GREAT Recap Sue! Sadly, I didn't get to go to NYCWFF this year but I have heard rumblings about a talk show. I think those two will be good together. Giada in NYC - didn't expect her to move to the east coast.

Anonymous said...

Thanks for putting the link to these Times Talks up! I was surprised at how much I enjoyed it. I was also a little surprised at how smart Bobby Flay came off, which I didn't expect. But he's a shrewd businessman, I just hadn't seen that side of him on TV before.

The most telling things for me were sort of related: (1) the discussion of whether you can teach a good cook to be good on TV or do you have to be reasonably good on TV and then you can be taught cooking, and (2) that both Bobby and Giada would never have made it if they were contestants on Food Network Star.

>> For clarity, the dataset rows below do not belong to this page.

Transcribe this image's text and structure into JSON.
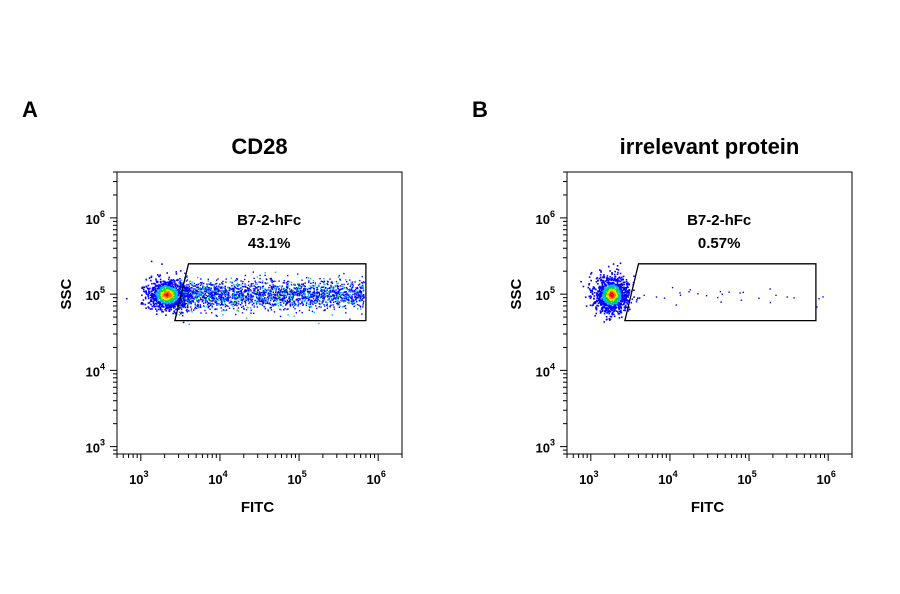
{
  "chart_data": [
    {
      "type": "scatter",
      "panel_letter": "A",
      "title": "CD28",
      "xlabel": "FITC",
      "ylabel": "SSC",
      "x_scale": "log",
      "y_scale": "log",
      "xlim": [
        500,
        2000000
      ],
      "ylim": [
        800,
        4000000
      ],
      "x_ticks": [
        {
          "base": "10",
          "exp": "3",
          "value": 1000
        },
        {
          "base": "10",
          "exp": "4",
          "value": 10000
        },
        {
          "base": "10",
          "exp": "5",
          "value": 100000
        },
        {
          "base": "10",
          "exp": "6",
          "value": 1000000
        }
      ],
      "y_ticks": [
        {
          "base": "10",
          "exp": "3",
          "value": 1000
        },
        {
          "base": "10",
          "exp": "4",
          "value": 10000
        },
        {
          "base": "10",
          "exp": "5",
          "value": 100000
        },
        {
          "base": "10",
          "exp": "6",
          "value": 1000000
        }
      ],
      "gate": {
        "name": "B7-2-hFc",
        "percent": "43.1%",
        "vertices": [
          [
            4000,
            250000
          ],
          [
            700000,
            250000
          ],
          [
            700000,
            45000
          ],
          [
            2700,
            45000
          ]
        ]
      },
      "population": {
        "center": [
          2100,
          100000
        ],
        "gated_fraction": 0.431,
        "gated_range_x": [
          3000,
          650000
        ]
      }
    },
    {
      "type": "scatter",
      "panel_letter": "B",
      "title": "irrelevant protein",
      "xlabel": "FITC",
      "ylabel": "SSC",
      "x_scale": "log",
      "y_scale": "log",
      "xlim": [
        500,
        2000000
      ],
      "ylim": [
        800,
        4000000
      ],
      "x_ticks": [
        {
          "base": "10",
          "exp": "3",
          "value": 1000
        },
        {
          "base": "10",
          "exp": "4",
          "value": 10000
        },
        {
          "base": "10",
          "exp": "5",
          "value": 100000
        },
        {
          "base": "10",
          "exp": "6",
          "value": 1000000
        }
      ],
      "y_ticks": [
        {
          "base": "10",
          "exp": "3",
          "value": 1000
        },
        {
          "base": "10",
          "exp": "4",
          "value": 10000
        },
        {
          "base": "10",
          "exp": "5",
          "value": 100000
        },
        {
          "base": "10",
          "exp": "6",
          "value": 1000000
        }
      ],
      "gate": {
        "name": "B7-2-hFc",
        "percent": "0.57%",
        "vertices": [
          [
            4000,
            250000
          ],
          [
            700000,
            250000
          ],
          [
            700000,
            45000
          ],
          [
            2700,
            45000
          ]
        ]
      },
      "population": {
        "center": [
          1800,
          100000
        ],
        "gated_fraction": 0.0057,
        "gated_range_x": [
          3000,
          1000000
        ]
      }
    }
  ],
  "colors": {
    "low": "#0000ff",
    "mid_low": "#00b4ff",
    "mid": "#00e000",
    "mid_high": "#ffe600",
    "high": "#ff8000",
    "peak": "#ff0000"
  }
}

Obviously, both of them could cook when they started. I spoke with a friend of a friend who has worked for Bobby Flay in his restaurants and attested to just how hard he has worked with media training and acting lessons (and lots of practice) to be good on TV. He didn't come by it naturally, and so he feels that if he can do that part, anyone can with enough help. Giada started out saying that you really didn't need to cook well to be on the Food Network because it's for home cooks, but you have to have the right TV personality. She did have to step back from that a bit, though, perhaps she realized she was criticizing the show hosts' cooking abilities!

But I thought the moderator missed a great opportunity to press them when they said they wouldn't have made it through TNFNS. So why is that show on the air? If TNFNS doesn't guarantee that the winner is actually going to be able to do a show, and if it still takes years of practice, why is FN doing it? Is any of the previous winners' cooking shows as popular as Bobby, Giada, or Ina? I don't think so -- so why isn't FN trying to nurture talent instead of having these half-baked shows?

The Short (dis)Order Cook said...

I guess Giada got her revenge on the bullies.

Knowing Italian was her first language, people really need to lay off Giada for actually SPEAKING ITALIAN CORRECTLY. No she's not purposely over enunciating Italian words to show off. She's SPEAKING ITALIAN. No one gets that.